Spine surgeons can learn from total joint specialists about streamlining care. One of my colleagues at Brigham and Women's Hospital, John Wright, MD, was working with [Harvard Business School professor and healthcare economist] Michael Porter on a detailed analysis of the costs involved in performing a knee replacement. Even though the surgery is simpler than spine surgery, it was still enormously complex. But the technology available today, such as electronic medical records, will help this process.

Dr. Truumees: Another controversy surrounds volume of care. In 2016, should general orthopaedic surgeons be doing spine surgery? Should there be limits on the types of procedures performed by low-volume, spine-trained physicians? Should general orthopaedic surgeons be credentialed to do spine surgery?

Dr. Bono: I've faced this question with residents who want to do more than just spine surgery. They want to know whether they need a fellowship or should do two fellowships.

A surgeon who has had a high volume of spine training in residency—and some orthopaedic centers in the United States have this—can probably do simple spine cases in practice [without a fellowship]. But that probably should not be universal. I'd like to see that reserved for underserved areas. In those areas, it's fantastic if a full-service orthopaedic surgeon can offer a good laminectomy and decompression, a one-level lumbar fusion, and straightforward cervical procedures. But that individual is probably not going to be doing complex deformity and revision spine surgery.

Dr. Truumees: Do you think spine surgery will ever exist on its own—outside of orthopaedics and neurology—as a specialty?
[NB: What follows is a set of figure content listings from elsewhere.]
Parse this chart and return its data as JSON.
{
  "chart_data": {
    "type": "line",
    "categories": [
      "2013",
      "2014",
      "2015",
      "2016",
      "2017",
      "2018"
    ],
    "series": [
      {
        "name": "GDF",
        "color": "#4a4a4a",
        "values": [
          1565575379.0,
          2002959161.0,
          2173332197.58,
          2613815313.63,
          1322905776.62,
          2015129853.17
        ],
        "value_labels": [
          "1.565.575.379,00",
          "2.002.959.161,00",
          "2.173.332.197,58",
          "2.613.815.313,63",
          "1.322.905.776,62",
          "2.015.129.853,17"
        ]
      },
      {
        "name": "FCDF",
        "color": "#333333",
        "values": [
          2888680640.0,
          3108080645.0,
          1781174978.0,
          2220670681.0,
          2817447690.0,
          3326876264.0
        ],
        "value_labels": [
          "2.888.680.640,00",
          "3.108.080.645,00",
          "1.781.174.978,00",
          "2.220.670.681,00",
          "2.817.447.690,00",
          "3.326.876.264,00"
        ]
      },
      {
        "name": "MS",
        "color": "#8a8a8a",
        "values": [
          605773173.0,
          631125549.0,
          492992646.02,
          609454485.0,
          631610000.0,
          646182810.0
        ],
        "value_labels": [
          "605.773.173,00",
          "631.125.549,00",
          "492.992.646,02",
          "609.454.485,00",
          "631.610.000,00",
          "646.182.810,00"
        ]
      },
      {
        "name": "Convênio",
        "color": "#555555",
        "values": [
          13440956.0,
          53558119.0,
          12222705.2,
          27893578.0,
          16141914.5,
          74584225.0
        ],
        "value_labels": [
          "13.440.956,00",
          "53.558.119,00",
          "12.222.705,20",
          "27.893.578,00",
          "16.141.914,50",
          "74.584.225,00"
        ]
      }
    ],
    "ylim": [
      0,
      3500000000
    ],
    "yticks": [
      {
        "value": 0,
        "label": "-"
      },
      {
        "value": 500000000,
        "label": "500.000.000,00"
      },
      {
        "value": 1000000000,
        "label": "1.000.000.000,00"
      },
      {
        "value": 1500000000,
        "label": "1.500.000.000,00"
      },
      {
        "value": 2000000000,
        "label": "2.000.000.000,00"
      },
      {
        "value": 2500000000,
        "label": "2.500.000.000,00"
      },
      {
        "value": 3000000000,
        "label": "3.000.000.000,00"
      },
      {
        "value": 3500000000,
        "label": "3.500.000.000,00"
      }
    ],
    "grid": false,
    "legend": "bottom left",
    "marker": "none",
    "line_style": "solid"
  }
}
Dr. Bono: I think there are tremendous political challenges to that. In the current situation, you could put full-time orthopaedic spine surgeons and neurosurgeons side by side, and you would not be able to distinguish one from the other. In my institution, orthopaedists and neurosurgeons share spine call and patient care. It would be an easy transition in terms of the practicality of delivering care.

But, the politics—in terms of taking spine away from neurosurgery and away from orthopaedic surgery—would be the biggest challenge.

I think all spine surgeons would welcome the balance of training because orthopaedic surgeons focused on spine could benefit from parts of the neurosurgical training and vice versa. A dedicated spinal surgery training program may be 10 to 15 years down the road. But, we'd have to demonstrate that it provides superior training and better spine surgeons.

Dr. Truumees: A hot topic for other orthopaedic specialists is scope of practice. Orthopaedic spine surgeons have been sharing spine care with neurosurgeons for a long time.

Dr. Bono: Scope of practice is a local issue. It comes down to hospital privileges and credentialing to do specific procedures.

Recently, my hospital tackled the minimally invasive lumbar decompression (MILD) procedure, which is a percutaneous resection of the ligamentum flavum. I sat at the table and my anesthesia pain colleagues wanted to know why I resisted their billing this as a laminectomy. As procedures evolve, those lines might be blurred. I appreciated that we were able come to an arrangement at the hospital level rather than at the society level. Local environments may be very different.

Dr. Truumees: Do you perform laser spine surgery? If not, what do you tell patients when they ask for it?

Dr. Bono: I do not perform laser surgery. I tell patients that use of a laser to remove or alter tissue is a component of a procedure—not a procedure in itself. The operative reports from those who call themselves laser spine surgeons show that these are minimally invasive procedures in which use of the laser is one small part.

Dr. Truumees: Overall, how would you like your presidential year to be remembered in future years?

Dr. Bono: As I sought to accomplish from day one, I would most like my year to be remembered for the period in which NASS became a unifying body among practicing spine surgeons and practitioners worldwide, related professional medical organizations, industry partners, and governmental and private insurance stakeholders.

If this year were remembered as the culmination of these efforts with benefits to still be realized, I'd feel that I accomplished something worthwhile.